While we don't as yet have a proven causal link between Zika virus infection and an increase in Guillain-Barre syndrome, the evidence supporting that link continues to mount.
Other arboviruses (including Dengue, CHKV) have been linked to GBS, and about two years ago (see Zika, Dengue & Unusual Rates Of Guillain Barre Syndrome In French Polynesia) we began to get the first hints that Zika might as well.
Overnight the World Health Organization reported on two cases of GBS with confirmed Zika infection in the United States.
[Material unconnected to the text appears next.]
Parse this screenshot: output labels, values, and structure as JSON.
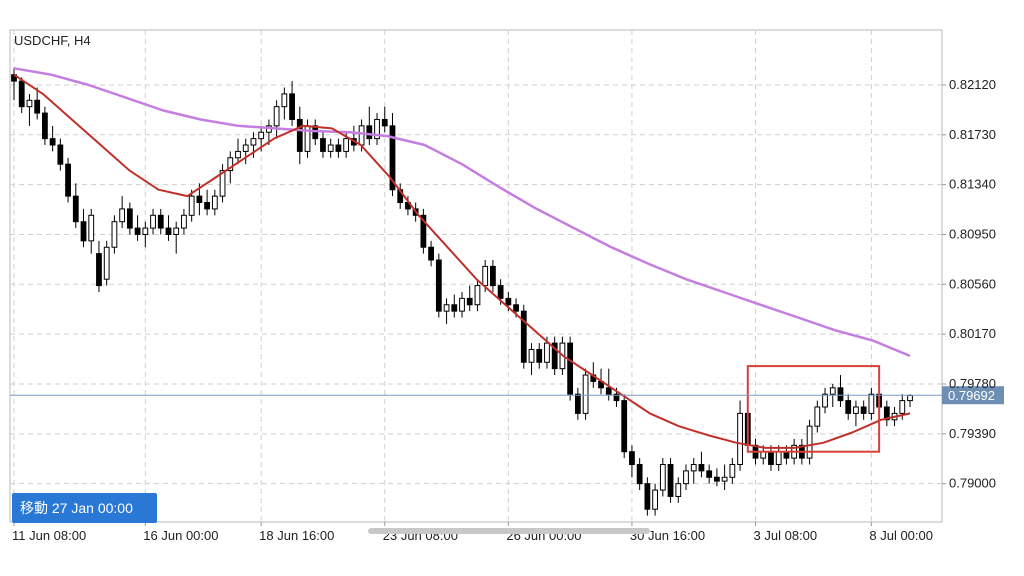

While 3,000 to 6,000 GBS occur each year in the United States, finding two cases out of a cohort of just a few hundred imported Zika cases is bound to raise some eyebrows, as the normal incidence is 1 or 2 per 100,000 (see CDC GBS Q&A)
This from the WHO.
On 10 March 2016, the National IHR Focal Point of the United States of America notified PAHO/WHO of 2 cases of Guillain-Barre syndrome (GBS) with confirmed Zika virus infection. Both cases are under investigation to determine whether they meet the Brighton Collaboration case definition for GBS.
Details of the cases
- The first case is an elderly male resident of the United States with recent travel to Central America. He developed an acute febrile illness shortly after returning to the U.S. and was subsequently hospitalized in January with progressive ascending weakness of the extremities and diminished reflexes. The patient tested positive for Zika virus infection by polymerase chain reaction (PCR). He improved following treatment and was ready to be discharged. However, he experienced a sudden subarachnoid haemorrhage due to a ruptured aneurysm and died.
- The second case is an adult male resident of Haiti who experienced an acute onset of facial weakness, difficulty swallowing, and numbness of fingers in early January. No antecedent illness was reported. A few days later, he travelled to the United States for additional medical care. Cerebrospinal fluid had elevated protein and normal white blood cells. Physical examination showed mild weakness and diminished reflexes. The patient tested positive for Zika virus infection by serology. He improved with intravenous immunoglobulin therapy and was discharged.
WHO risk assessmentTo date, a total of 9 countries or territories have reported an increased incidence of GBS and/or laboratory confirmation of Zika virus infection among GBS cases. This is the first time that a country with no vector borne transmission of Zika virus detects patients with concomitant GBS and Zika virus infection. These cases provide additional evidence of a possible causal relationship between Zika virus and GBS. Further investigations are needed to understand the implications of pre-existing dengue infections, together with recent Zika infections, in the pathogenesis of GBS.
It is likely that countries that are currently reporting autochthonous Zika virus transmission will face a rise in the number of GBS cases in the coming months. However, it is critical to ensure that in all these countries the reported increases in the incidence of GBS are the result of a real change rather than enhanced surveillance. WHO continues to monitor the epidemiological situation and conduct risk assessment based on the latest available information.(Continue . . .)
WHO adviceWHO recommends Member States affected or susceptible to Zika virus outbreaks to:
- monitor the incidence and trends of neurological disorders, especially GBS, to identify variations against their expected baseline values;
- develop and implement sufficient patient management protocols to manage the additional burden on health care facilities generated by a sudden increase in patients with Guillain-Barre Syndrome;
- raise awareness among health care workers and establish and/or strengthen links between public health services and clinicians in the public and private sectors.